Microwave Magnetoelectric Effect in a Two-Layer FeGaB/PZN-PT Structure

In connection with the development of spintronics, interest in the magnetoelectric effect in nanostructures has increased. Relatively recently, the magnetoelectric effect in multiferroics in the terahertz range based on various manganites was studied. It is of interest to study the magnetoelectric effect in the FMR region in nanostructures based on ferromagnetic materials. This paper presents the results of investigations of the features of FMR in a thin film (Fe ₈₀ Ga ₂₀ ) ₈₈ B ₁₂ (film thickness ~ 100 nm).
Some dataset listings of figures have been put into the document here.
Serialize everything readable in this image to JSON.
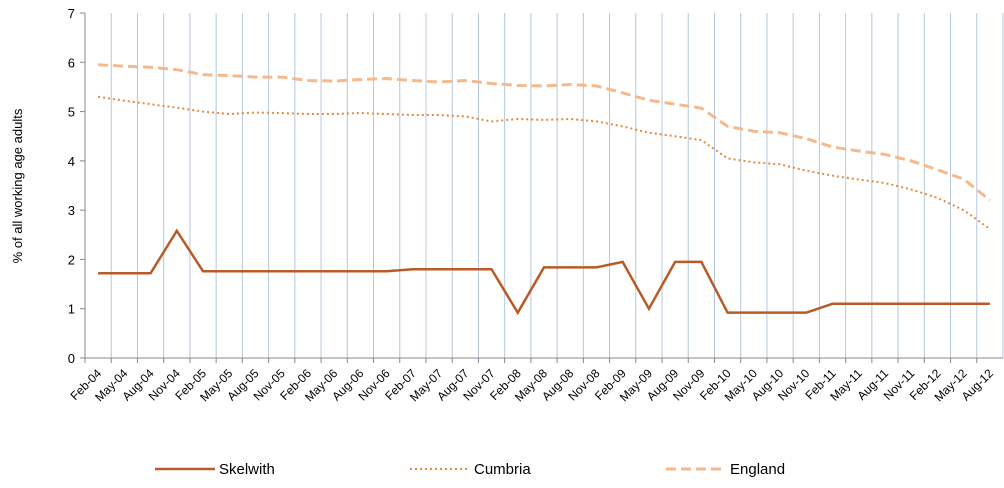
{
  "chart_data": {
    "type": "line",
    "ylabel": "% of all working age adults",
    "categories": [
      "Feb-04",
      "May-04",
      "Aug-04",
      "Nov-04",
      "Feb-05",
      "May-05",
      "Aug-05",
      "Nov-05",
      "Feb-06",
      "May-06",
      "Aug-06",
      "Nov-06",
      "Feb-07",
      "May-07",
      "Aug-07",
      "Nov-07",
      "Feb-08",
      "May-08",
      "Aug-08",
      "Nov-08",
      "Feb-09",
      "May-09",
      "Aug-09",
      "Nov-09",
      "Feb-10",
      "May-10",
      "Aug-10",
      "Nov-10",
      "Feb-11",
      "May-11",
      "Aug-11",
      "Nov-11",
      "Feb-12",
      "May-12",
      "Aug-12"
    ],
    "series": [
      {
        "name": "Skelwith",
        "color": "#b85b26",
        "style": "solid",
        "values": [
          1.72,
          1.72,
          1.72,
          2.58,
          1.76,
          1.76,
          1.76,
          1.76,
          1.76,
          1.76,
          1.76,
          1.76,
          1.8,
          1.8,
          1.8,
          1.8,
          0.92,
          1.84,
          1.84,
          1.84,
          1.95,
          1.0,
          1.95,
          1.95,
          0.92,
          0.92,
          0.92,
          0.92,
          1.1,
          1.1,
          1.1,
          1.1,
          1.1,
          1.1,
          1.1
        ]
      },
      {
        "name": "Cumbria",
        "color": "#e48a3c",
        "style": "dotted",
        "values": [
          5.3,
          5.22,
          5.15,
          5.08,
          5.0,
          4.95,
          4.98,
          4.97,
          4.95,
          4.95,
          4.97,
          4.95,
          4.93,
          4.93,
          4.9,
          4.8,
          4.85,
          4.83,
          4.85,
          4.8,
          4.7,
          4.57,
          4.5,
          4.42,
          4.05,
          3.97,
          3.93,
          3.8,
          3.7,
          3.62,
          3.55,
          3.42,
          3.25,
          3.0,
          2.62
        ]
      },
      {
        "name": "England",
        "color": "#f5b98b",
        "style": "dashed",
        "values": [
          5.95,
          5.92,
          5.9,
          5.85,
          5.75,
          5.73,
          5.7,
          5.7,
          5.63,
          5.62,
          5.65,
          5.67,
          5.63,
          5.6,
          5.63,
          5.57,
          5.53,
          5.52,
          5.55,
          5.52,
          5.38,
          5.23,
          5.15,
          5.07,
          4.7,
          4.6,
          4.57,
          4.45,
          4.28,
          4.2,
          4.13,
          4.0,
          3.82,
          3.63,
          3.2
        ]
      }
    ],
    "ylim": [
      0,
      7
    ],
    "yticks": [
      0,
      1,
      2,
      3,
      4,
      5,
      6,
      7
    ],
    "grid": "vertical",
    "legend": "bottom"
  }
}
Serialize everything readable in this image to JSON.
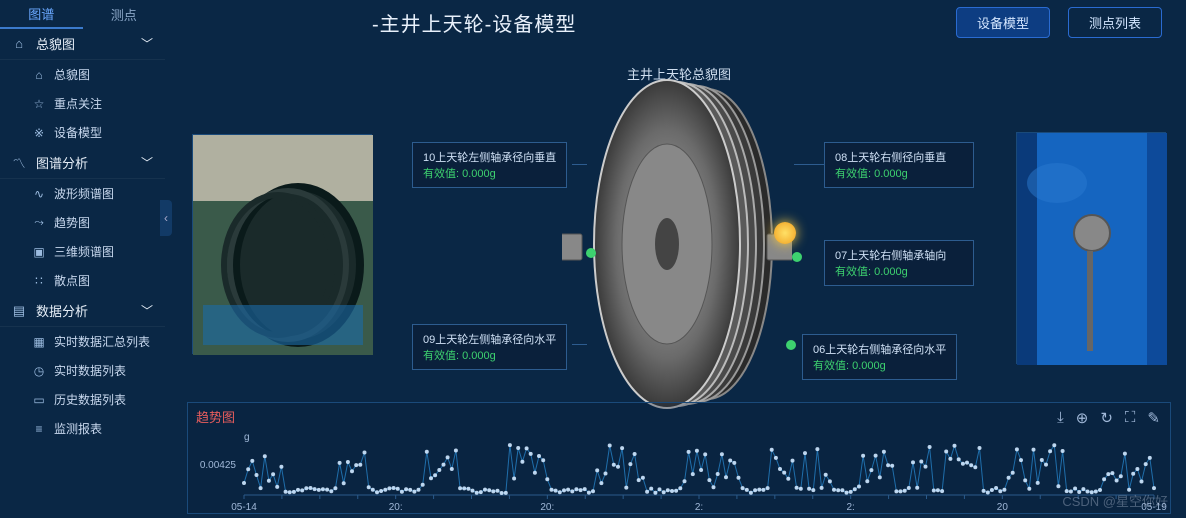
{
  "tabs": {
    "spectrum": "图谱",
    "points": "测点"
  },
  "nav": {
    "group1": {
      "label": "总貌图",
      "items": [
        "总貌图",
        "重点关注",
        "设备模型"
      ]
    },
    "group2": {
      "label": "图谱分析",
      "items": [
        "波形频谱图",
        "趋势图",
        "三维频谱图",
        "散点图"
      ]
    },
    "group3": {
      "label": "数据分析",
      "items": [
        "实时数据汇总列表",
        "实时数据列表",
        "历史数据列表",
        "监测报表"
      ]
    }
  },
  "title": "-主井上天轮-设备模型",
  "buttons": {
    "model": "设备模型",
    "list": "测点列表"
  },
  "subtitle": "主井上天轮总貌图",
  "sensors": {
    "s10": {
      "name": "10上天轮左侧轴承径向垂直",
      "val": "有效值: 0.000g"
    },
    "s09": {
      "name": "09上天轮左侧轴承径向水平",
      "val": "有效值: 0.000g"
    },
    "s08": {
      "name": "08上天轮右侧径向垂直",
      "val": "有效值: 0.000g"
    },
    "s07": {
      "name": "07上天轮右侧轴承轴向",
      "val": "有效值: 0.000g"
    },
    "s06": {
      "name": "06上天轮右侧轴承径向水平",
      "val": "有效值: 0.000g"
    }
  },
  "chart": {
    "title": "趋势图",
    "y_unit": "g",
    "y_tick": "0.00425",
    "x_ticks": [
      "05-14",
      "",
      "",
      "",
      "20:",
      "",
      "",
      "",
      "20:",
      "",
      "",
      "",
      "2:",
      "",
      "",
      "",
      "2:",
      "",
      "",
      "",
      "20",
      "",
      "",
      "",
      "05-19"
    ],
    "line_color": "#2a8fd8",
    "point_color": "#d0e8ff",
    "background": "#0a2745"
  },
  "watermark": "CSDN @星空你好",
  "colors": {
    "bg": "#0a2745",
    "accent": "#2a6bd1",
    "green": "#3dd16f",
    "yellow": "#f0c020",
    "text": "#e6eef7",
    "border": "#2d5c8f"
  }
}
The values of the resonant magnetizing field are calculated for a frequency of 10 GHz for different orientations of this field. For the case when the bias field is directed perpendicular to the plane of the thin film of the ferromagnet, its resonance value is 17.5 kOe. When the bias field is directed in the plane of the thin film of the ferromagnet along or perpendicular to the easy magnetization axis, its resonance value is 836 Oe and 884 Oe, respectively. The main attention is paid to the theoretical study of a two-layer magnetoelectric composite, in which a (011) cut 0.94PZN - 0.06PT 0.5 mm thick is used as a piezoelectric, on which a thin FeGaB film is deposited. When such a magnetoelectric composite is exposed to a constant electric field directed perpendicular to the plane of the piezoelectric, a shift of the FMR resonance line in a thin ferromagnet film occurs as a result of the microwave magnetoelectric effect. As a result of the calculation, it was found that the shift of the FMR line in the galfenol film with boron in an electric field of 5 kV/cm was 63 Oe for a magnetizing field perpendicular to the film plane. In the case of a bias field directed in the film plane along or perpendicular to the easy magnetization axis, the shift was 166 Oe and 173 Oe, respectively. The calculated shifts of the FMR line are rather large in comparison with the width of the FMR line in the (Fe ₈₀ Ga ₂₀ ) ₈₈ B ₁₂ thin film, which is 20 Oe. This makes it possible to confidently observe these shifts. The investigated effect can find practical application in the development of spintronic microwave devices.